Benar saja… Tangan Steven Santiago meraba-raba lukisan itu, dan akhirnya terpegang olehnya sebuah kamera kecil warna putih – sama dengan warna latar belakang lukisan tersebut. Dia membuang kamera tersebut ke lantai dan menginjaknya hingga hancur.

“Apa maksudmu dengan merekam permainanku tadi?” Tampak sorot mata Steven Santiago Purnama yang mulai terancam dan ketakutan.

“Aku rasa aku harus memegang kartu AS-mu. Kau sudah menginjak ekorku dengan mengusik Nancy, yang jelas-jelas kau tahu adalah seseorang yang teramat berharga bagiku. Jangan khawatir… Meski aku kenal siapa tamumu tadi dan siapa suaminya, aku takkan menyerahkan video ini kepada suaminya. Aku tidak sebrengsek itu. Aku takkan berbuat hal yang sama rendahnya sepertimu. Aku hanya akan menggunakan video ini untuk menyadarkan Nancy dengan siapa sesungguhnya dia tengah menjalin hubungan selama tiga bulan belakangan ini.”
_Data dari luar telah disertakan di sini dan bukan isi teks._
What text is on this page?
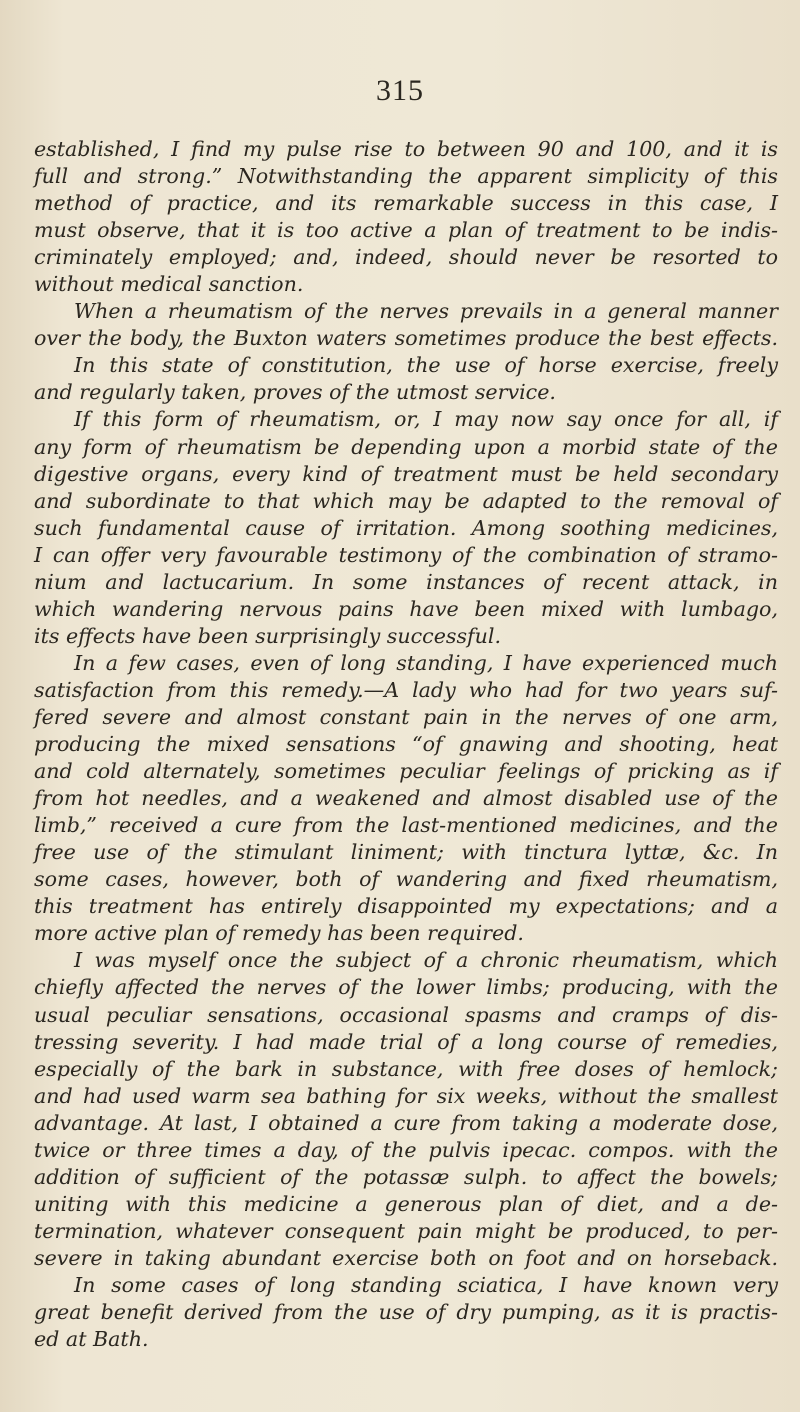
315
established, I find my pulse rise to between 90 and 100, and it is
full and strong.” Notwithstanding the apparent simplicity of this
method of practice, and its remarkable success in this case, I
must observe, that it is too active a plan of treatment to be indis-
criminately employed; and, indeed, should never be resorted to
without medical sanction.
When a rheumatism of the nerves prevails in a general manner
over the body, the Buxton waters sometimes produce the best effects.
In this state of constitution, the use of horse exercise, freely
and regularly taken, proves of the utmost service.
If this form of rheumatism, or, I may now say once for all, if
any form of rheumatism be depending upon a morbid state of the
digestive organs, every kind of treatment must be held secondary
and subordinate to that which may be adapted to the removal of
such fundamental cause of irritation. Among soothing medicines,
I can offer very favourable testimony of the combination of stramo-
nium and lactucarium. In some instances of recent attack, in
which wandering nervous pains have been mixed with lumbago,
its effects have been surprisingly successful.
In a few cases, even of long standing, I have experienced much
satisfaction from this remedy.—A lady who had for two years suf-
fered severe and almost constant pain in the nerves of one arm,
producing the mixed sensations “of gnawing and shooting, heat
and cold alternately, sometimes peculiar feelings of pricking as if
from hot needles, and a weakened and almost disabled use of the
limb,” received a cure from the last-mentioned medicines, and the
free use of the stimulant liniment; with tinctura lyttæ, &c. In
some cases, however, both of wandering and fixed rheumatism,
this treatment has entirely disappointed my expectations; and a
more active plan of remedy has been required.
I was myself once the subject of a chronic rheumatism, which
chiefly affected the nerves of the lower limbs; producing, with the
usual peculiar sensations, occasional spasms and cramps of dis-
tressing severity. I had made trial of a long course of remedies,
especially of the bark in substance, with free doses of hemlock;
and had used warm sea bathing for six weeks, without the smallest
advantage. At last, I obtained a cure from taking a moderate dose,
twice or three times a day, of the pulvis ipecac. compos. with the
addition of sufficient of the potassæ sulph. to affect the bowels;
uniting with this medicine a generous plan of diet, and a de-
termination, whatever consequent pain might be produced, to per-
severe in taking abundant exercise both on foot and on horseback.
In some cases of long standing sciatica, I have known very
great benefit derived from the use of dry pumping, as it is practis-
ed at Bath.
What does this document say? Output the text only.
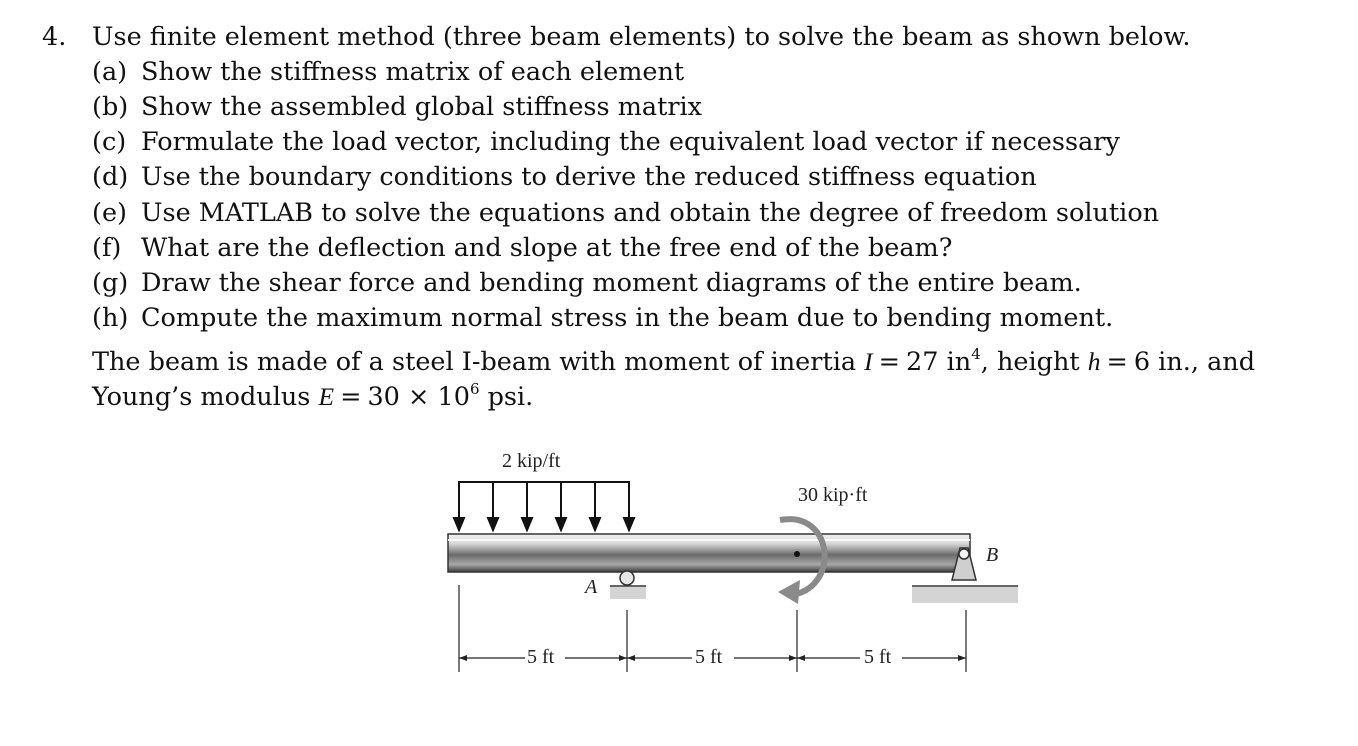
4. Use finite element method (three beam elements) to solve the beam as shown below.
(a) Show the stiffness matrix of each element
(b) Show the assembled global stiffness matrix
(c) Formulate the load vector, including the equivalent load vector if necessary
(d) Use the boundary conditions to derive the reduced stiffness equation
(e) Use MATLAB to solve the equations and obtain the degree of freedom solution
(f) What are the deflection and slope at the free end of the beam?
(g) Draw the shear force and bending moment diagrams of the entire beam.
(h) Compute the maximum normal stress in the beam due to bending moment.
The beam is made of a steel I-beam with moment of inertia I = 27 $in^4$, height h = 6 in., and
Young’s modulus $E = 30 \times 10^6$ psi.
2 kip/ft
30 kip·ft
A
B
5 ft	5 ft	5 ft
Junaidy Jinnara membuka pintu kamar dan langsung berlalu begitu saja. Tinggallah Steven Santiago yang kini geram bukan main. Amarah mulai mengerabik di semenanjung pikirannya. Dia menendang sebuah kursi yang ada di depannya. Kursi terpelanting membentur pintu kamar hotel.

***

Hari yang suram buat Junaidy Jinnara… Sepanjang pagi dia tampak memasak dengan tidak bersemangat. Dia tampak mengolah segala sayur-mayur dan lauk-pauk dengan tidak bersemangat. Kembali teringat olehnya bagaimana reaksi Nancy Stephanie kemarin malam tatkala ia menunjukkan video permainan Steven Santiago dengan salah seorang tante girangnya.

“Tinggalkan aku sendiri dulu, Jun… Please… Please… Aku butuh kesendirian sekarang. Aku butuh ketenangan untuk menemukan kembali sendi-sendi kehidupan dan perasaanku. Jangan mencariku dulu selama dua tiga minggu ke depan ya, Jun… Jangan bertemu denganku dulu… Aku butuh sendiri…” Terdengar kata-kata Nancy Stephanie di sela-sela isakannya.

Sampai dengan siang harinya, Junaidy Jinnara masih belum bisa menemukan kembali semangatnya.